Grits of sand whipped against all rough edges, making everything smooth. The crowd stared up at the screaming girl.

I put my hand in the back pocket of K Neon’s cutoff jean shorts and tugged. It was no use. Sensory overload. She was wide-eyed wonder — transfixed as she looked up.

“Let’s go,” I commanded. “I’ll show you something.”

My voice broke the spell from the girl’s sky screams, brought both my girls back to me.

I was there with two beautiful college girls, like I’d just won the lottery. As a result, my feathers were all puffed up like some champion peacock let out on a Saturday parade. I kept myself from floating off up over the Ferris wheel, victim of an over-inflated ego, by reminding myself, continuously, that this kind of thing wasn’t a normal occurrence. I should treat it like a delicate gift that could be ruined as offhandedly as it had arrived.

K Neon, the blonde of proper-bred blood and money, dressed in a candy stripe, nautical tank top; tight jean shorts; and flip-flops. June, a native of Savannah, Georgia, who, like me, had nothing. She didn’t even have a bra on. She wore a necklace of hundreds of shards of black obsidian. Ripped jean shorts.

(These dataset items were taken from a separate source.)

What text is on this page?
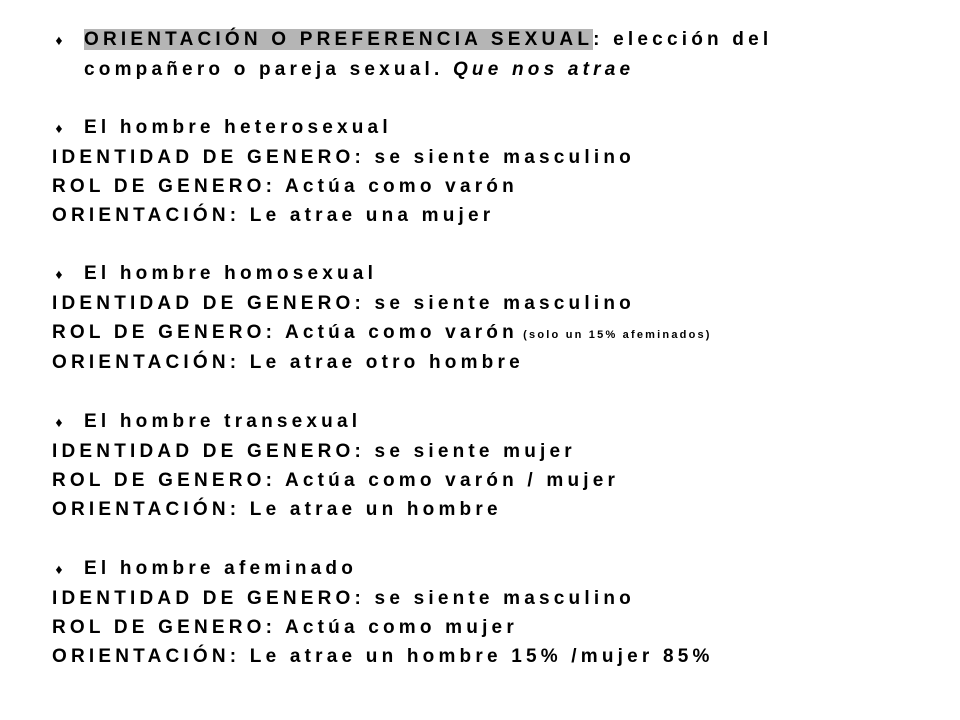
♦ ORIENTACIÓN O PREFERENCIA SEXUAL: elección del
compañero o pareja sexual. Que nos atrae
♦ El hombre heterosexual
IDENTIDAD DE GENERO: se siente masculino
ROL DE GENERO: Actúa como varón
ORIENTACIÓN: Le atrae una mujer
♦ El hombre homosexual
IDENTIDAD DE GENERO: se siente masculino
ROL DE GENERO: Actúa como varón (solo un 15% afeminados)
ORIENTACIÓN: Le atrae otro hombre
♦ El hombre transexual
IDENTIDAD DE GENERO: se siente mujer
ROL DE GENERO: Actúa como varón / mujer
ORIENTACIÓN: Le atrae un hombre
♦ El hombre afeminado
IDENTIDAD DE GENERO: se siente masculino
ROL DE GENERO: Actúa como mujer
ORIENTACIÓN: Le atrae un hombre 15% /mujer 85%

Fugazi T-shirt, painted on and faded to near pink.

June was in love with K, and K liked June. Both of them thought I was alright, but I got the impression that was just because they had no clue where I was coming from, what I was thinking, what I wanted. They didn’t know if I was for real or just some weirdo that would dissipate when the wind normalized.

I took whatever opportunity presented itself to show them the depth of my oddness and the way I belonged nowhere and everywhere at the same time. They took the hint and removed all posturing, although a nervous tension throbbed beneath like a nest of baby rabbits under a patch of lawn. These two girls were squirming, pulsing with the possibility of conflict, collision: self-destruction as means of re-envisioning.

They liked to drink. I remember that. They’d drink anything you put in the vicinity of their full, wet, welcoming lips. They both preferred straws, thinking it was cute (for some reason) to drink everything through a straw … even beer. I took great joy in feeding them both drinks. June sucked back Gin Gimlets. K Neon liked straight vodka.